これだけの数が一挙ということは、芸能人が同時に、同じ意志で、強い気持ちが同じ時間に湧き上がり、使命感に燃え投稿したのがたまたま同じ時間だったとは信じがたいことだ。
作家の百田氏は黒幕の存在を示唆した。
芸能人では「小泉今日子、宮本亜門、室井佑月、糸井重里、浅野忠信、きゃりーぱみゅぱみゅらがハッシュタグをつけてツイートした。
意外や意外、まともな意見だと思ったのが、TBSでコメンテーターとしてよく出ている立川志らくの発言だ。
「私はこれがいいのか悪いのか判断つかないです」とコメントした。
がこれがほとんどの市民感覚だろう。
この定年延長の話は国会ではずっと前から議論されていた。今、急に出てきた話ではない。議論されている最中に意見が出るなら話はわかるが、ある日突然一気というのはいかにも誰かの意図的な扇動での投稿としか思えない。
さらに志らく氏は
「新型コロナウイルス感染拡大が終息しない中での法改正自体には「パッと見は危険な感じがします。今この時期に、これを進めていいのか」と語った。
コメンテーターとしてしょっちゅう出ている彼ですら、その程度の疑問だ。一般人は、それすら感じていないと思える。
そしてこう不安を口にした。
「ただ気を付けなきゃいけないのは、みんな“印象”だけで、芸能人の方なんか…これどんどん広がっていく…」と不安視したが、全くその通りになった。
歌手・きゃりーぱみゅぱみゅは
投稿を削除した上で、「なぜ今回私が発言したのかと言いますと、周りの信頼している友達がこの話をしていて政治に詳しくない私のところまで話が降りてきました。・・・・」と投稿した理由を説明。
「法改正を抗議する芸能人について「すべてとは言わないですよ、ちゃんと考えている人もいるけれども」と前置きしたうえで、「コロナのことで政権はもの凄く攻撃を受けてますから、これに乗っかってみんな一気に攻撃しようという気持ちになるのは分かるんだけれども。攻撃する時は、これいけないと思うのだったら、ちゃんと法案を読んで、これどういうことなのかちゃんと理解してから乗っかって行かないと取り返しのつかないことになる」と話した。
実態はきゃりー氏の言う経緯が事実であろう。
冷静に考えればいいのだが、、、チェーンメールの連鎖を思い出す。
映画「群衆」ではないが、黒幕がいるとすれば、本人こそがあまりの反響の多さに驚いていることだろう。
<現在の検察官定年についての法律>
・検事総長:65歳
・検察官(検事長含め):63歳
<改正案>
1.検察官の定年を65歳に引き上げる
4.次長検事と検事長は63歳以降は平の検事になる
5.第4項について、次長検事と検事長は、内閣が定めた事情がある場合、1年以内の期間、引き続き次長検事又は検事長として仕事ができる
6.さらに、1年後も引き続き内閣が定めた事情がある場合、引き続き定年まで次長検事又は検事長として仕事ができる
8.これらのことは内閣又は法務大臣がそれぞれ決定する。
ジイなんかこれのどこが問題なの?と聞きたい。
世の中、定年延長の流れである。一般的に考えておかしいとは思えない。
反安倍政権が、ただ、運用上政権の都合のいいようにやられているんじゃないの?というイメージを国民に植え付けさせる「コロナ戦略」ではないかと推測する。

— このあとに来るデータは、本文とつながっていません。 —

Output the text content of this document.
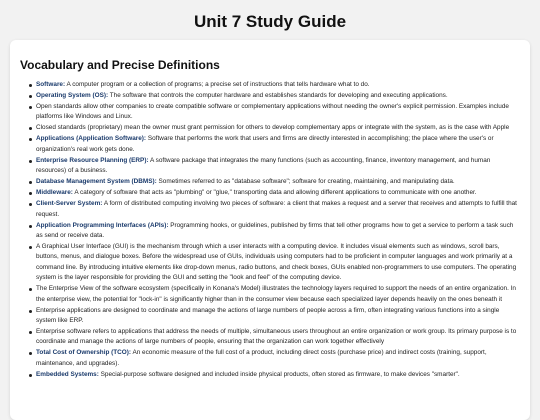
Unit 7 Study Guide
Vocabulary and Precise Definitions
Software: A computer program or a collection of programs; a precise set of instructions that tells hardware what to do.
Operating System (OS): The software that controls the computer hardware and establishes standards for developing and executing applications.
Open standards allow other companies to create compatible software or complementary applications without needing the owner's explicit permission. Examples include platforms like Windows and Linux.
Closed standards (proprietary) mean the owner must grant permission for others to develop complementary apps or integrate with the system, as is the case with Apple
Applications (Application Software): Software that performs the work that users and firms are directly interested in accomplishing; the place where the user's or organization's real work gets done.
Enterprise Resource Planning (ERP): A software package that integrates the many functions (such as accounting, finance, inventory management, and human resources) of a business.
Database Management System (DBMS): Sometimes referred to as "database software"; software for creating, maintaining, and manipulating data.
Middleware: A category of software that acts as "plumbing" or "glue," transporting data and allowing different applications to communicate with one another.
Client-Server System: A form of distributed computing involving two pieces of software: a client that makes a request and a server that receives and attempts to fulfill that request.
Application Programming Interfaces (APIs): Programming hooks, or guidelines, published by firms that tell other programs how to get a service to perform a task such as send or receive data.
A Graphical User Interface (GUI) is the mechanism through which a user interacts with a computing device. It includes visual elements such as windows, scroll bars, buttons, menus, and dialogue boxes. Before the widespread use of GUIs, individuals using computers had to be proficient in computer languages and work primarily at a command line. By introducing intuitive elements like drop-down menus, radio buttons, and check boxes, GUIs enabled non-programmers to use computers. The operating system is the layer responsible for providing the GUI and setting the "look and feel" of the computing device.
The Enterprise View of the software ecosystem (specifically in Konana's Model) illustrates the technology layers required to support the needs of an entire organization. In the enterprise view, the potential for "lock-in" is significantly higher than in the consumer view because each specialized layer depends heavily on the ones beneath it
Enterprise applications are designed to coordinate and manage the actions of large numbers of people across a firm, often integrating various functions into a single system like ERP.
Enterprise software refers to applications that address the needs of multiple, simultaneous users throughout an entire organization or work group. Its primary purpose is to coordinate and manage the actions of large numbers of people, ensuring that the organization can work together effectively
Total Cost of Ownership (TCO): An economic measure of the full cost of a product, including direct costs (purchase price) and indirect costs (training, support, maintenance, and upgrades).
Embedded Systems: Special-purpose software designed and included inside physical products, often stored as firmware, to make devices "smarter".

コロナで手いっぱいの中、追及する材料がたまたま、これっだった。一発大逆転を狙おうと思った策が大当たり~と。いうことではないか。
テレビ朝日の朝のニュース番組では立憲民主・枝野氏の「火事場泥棒」という発言で総理を追及する場面を繰り返し繰り返し流し、一般市民の声として「コロナで頑張っているのに自分の都合のいい法案だけ・・・」と印象的言葉を流す、最後にはネットでの[#検察庁法改正法案]が有名人に広がる異常な状態を何度も強調。まるで「立憲朝日テレビ党」と間違うほどの異様、中立的や反対意見は皆無。これこそマスメディアのファシズムそのものではないかと思うが。
乗せられた芸能人、テレビ?という大きな力に屈せざるを得なかったのか、あるいは隠れ反体制派なのかよくわからないが、「この一事」は安倍政権にとって決して小さくない。
本丸の憲法改正で国民投票をやろうとする時、このツイッターの如く、理解しないまま動く票のなんと多い事か、あの「宮本亜門氏」が?と思う御仁も多いだろう。
安倍政権が、憲法改正に慎重な足取りは、この小さな事件の様相が実は最も恐れている未来の姿であろう。